Tabelle: Diagnostische Kriterien des cervikogenen Kopfschmerzes [7]

Literatur

  1. Bogduk, N.: Cervical causes of headache. Cephalalgia 9 [suppl 10] (1989) 172-173
  2. Drottning, M., Staff, P.H., Sjaastad, O.: Cervicogenic headache after whiplash injury. Cephalalgia 17 (1997) 288 (abstr).

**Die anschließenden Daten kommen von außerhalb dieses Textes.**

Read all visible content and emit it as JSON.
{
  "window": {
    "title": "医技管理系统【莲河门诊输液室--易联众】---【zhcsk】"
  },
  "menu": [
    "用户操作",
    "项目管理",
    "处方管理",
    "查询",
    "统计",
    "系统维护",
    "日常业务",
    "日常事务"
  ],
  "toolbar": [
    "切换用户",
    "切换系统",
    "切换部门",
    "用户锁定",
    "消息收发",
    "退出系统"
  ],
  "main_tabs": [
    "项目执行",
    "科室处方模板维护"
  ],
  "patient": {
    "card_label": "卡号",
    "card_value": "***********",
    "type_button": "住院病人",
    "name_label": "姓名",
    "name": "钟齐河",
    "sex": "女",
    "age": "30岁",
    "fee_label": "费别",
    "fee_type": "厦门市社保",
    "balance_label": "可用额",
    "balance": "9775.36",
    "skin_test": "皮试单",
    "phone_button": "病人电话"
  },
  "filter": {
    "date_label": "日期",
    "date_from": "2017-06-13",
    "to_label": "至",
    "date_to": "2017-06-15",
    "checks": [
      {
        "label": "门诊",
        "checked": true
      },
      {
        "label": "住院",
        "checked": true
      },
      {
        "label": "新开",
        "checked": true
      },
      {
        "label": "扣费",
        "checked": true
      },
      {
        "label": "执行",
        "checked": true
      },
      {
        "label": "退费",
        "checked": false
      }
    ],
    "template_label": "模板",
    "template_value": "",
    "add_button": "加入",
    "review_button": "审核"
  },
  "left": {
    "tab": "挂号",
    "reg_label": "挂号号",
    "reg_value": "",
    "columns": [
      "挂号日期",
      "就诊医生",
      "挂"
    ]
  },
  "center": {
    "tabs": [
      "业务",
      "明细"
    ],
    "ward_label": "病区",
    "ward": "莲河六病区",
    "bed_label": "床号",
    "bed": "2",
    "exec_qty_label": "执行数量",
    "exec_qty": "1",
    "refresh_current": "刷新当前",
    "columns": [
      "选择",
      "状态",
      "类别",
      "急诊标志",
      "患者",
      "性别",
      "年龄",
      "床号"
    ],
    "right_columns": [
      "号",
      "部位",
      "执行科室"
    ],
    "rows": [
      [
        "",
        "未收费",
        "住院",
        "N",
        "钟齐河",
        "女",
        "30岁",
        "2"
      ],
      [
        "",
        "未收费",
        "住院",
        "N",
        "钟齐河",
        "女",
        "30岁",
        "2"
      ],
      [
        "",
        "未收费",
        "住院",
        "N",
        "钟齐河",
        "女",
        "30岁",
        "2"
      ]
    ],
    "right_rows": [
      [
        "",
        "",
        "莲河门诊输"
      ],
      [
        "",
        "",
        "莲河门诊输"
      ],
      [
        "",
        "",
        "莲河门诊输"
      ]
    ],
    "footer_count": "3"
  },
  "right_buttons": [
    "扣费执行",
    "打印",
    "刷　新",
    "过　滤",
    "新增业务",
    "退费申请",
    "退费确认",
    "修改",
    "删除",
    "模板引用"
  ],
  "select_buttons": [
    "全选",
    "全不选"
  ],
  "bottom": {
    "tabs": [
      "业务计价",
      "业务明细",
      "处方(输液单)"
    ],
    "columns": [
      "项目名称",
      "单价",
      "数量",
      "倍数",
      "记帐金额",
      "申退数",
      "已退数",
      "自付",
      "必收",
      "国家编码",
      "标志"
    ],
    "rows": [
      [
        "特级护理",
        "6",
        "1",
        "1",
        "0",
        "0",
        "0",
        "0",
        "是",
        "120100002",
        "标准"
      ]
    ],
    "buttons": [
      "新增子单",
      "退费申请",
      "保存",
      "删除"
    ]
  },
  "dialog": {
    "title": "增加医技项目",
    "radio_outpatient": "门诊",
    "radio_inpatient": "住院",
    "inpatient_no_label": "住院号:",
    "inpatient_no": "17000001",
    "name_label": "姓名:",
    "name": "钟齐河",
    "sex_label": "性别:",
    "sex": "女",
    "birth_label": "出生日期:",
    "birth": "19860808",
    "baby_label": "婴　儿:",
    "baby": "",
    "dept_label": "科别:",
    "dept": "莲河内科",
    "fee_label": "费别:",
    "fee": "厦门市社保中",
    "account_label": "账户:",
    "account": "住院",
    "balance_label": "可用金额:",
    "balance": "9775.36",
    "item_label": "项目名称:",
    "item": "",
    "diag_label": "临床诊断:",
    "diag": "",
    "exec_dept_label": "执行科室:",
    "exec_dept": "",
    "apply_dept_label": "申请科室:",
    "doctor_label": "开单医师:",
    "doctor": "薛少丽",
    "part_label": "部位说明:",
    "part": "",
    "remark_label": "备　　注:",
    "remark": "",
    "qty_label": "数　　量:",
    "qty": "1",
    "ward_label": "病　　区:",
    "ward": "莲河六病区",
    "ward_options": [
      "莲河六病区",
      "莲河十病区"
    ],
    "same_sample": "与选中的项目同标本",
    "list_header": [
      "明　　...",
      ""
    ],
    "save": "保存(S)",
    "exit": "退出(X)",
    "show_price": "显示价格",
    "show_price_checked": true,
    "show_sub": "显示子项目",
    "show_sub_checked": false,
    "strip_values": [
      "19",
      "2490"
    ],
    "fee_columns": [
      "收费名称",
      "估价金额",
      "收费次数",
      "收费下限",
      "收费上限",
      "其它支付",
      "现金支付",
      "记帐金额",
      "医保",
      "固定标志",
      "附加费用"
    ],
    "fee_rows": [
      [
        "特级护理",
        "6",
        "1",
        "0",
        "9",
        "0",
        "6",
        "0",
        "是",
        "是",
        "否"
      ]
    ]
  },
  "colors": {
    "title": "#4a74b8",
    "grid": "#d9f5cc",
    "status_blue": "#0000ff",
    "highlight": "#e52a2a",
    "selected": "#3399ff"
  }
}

  3. Jansen, J., Bardosi, A., Hildebrandt, J., Lücke, A.: Cervicogenic, hemicranial attacks associated with vascular irritation or compression of the cervical nerve root C2.Clinical manifestation and morphological findings. Pain 39 (1989) 203-212
  4. Kerr, F.W.L: Central relationships of trigeminal and cervical primary afferents in the spinal cord and medulla. Brain Res 43 (1972) 561-572
  5. Pöllmann, W., Keidel, M., Pfaffenrath, V.: Headache and the cervical spine: a critical review. Cephalalgia 17 (1997) 801-816
  6. Sjaastad, O., Fredriksen, T.A., Pfaffenrath, V.: Cervicogenic headache: diagnostic criteria. Headache 30 (1990) 725-726
  7. Sjaastad, O., Fredriksen, T.A., Pfaffenrath, V.: Cervicogenic headache: diagnostic criteria. Headache 38 (1998) 442-445.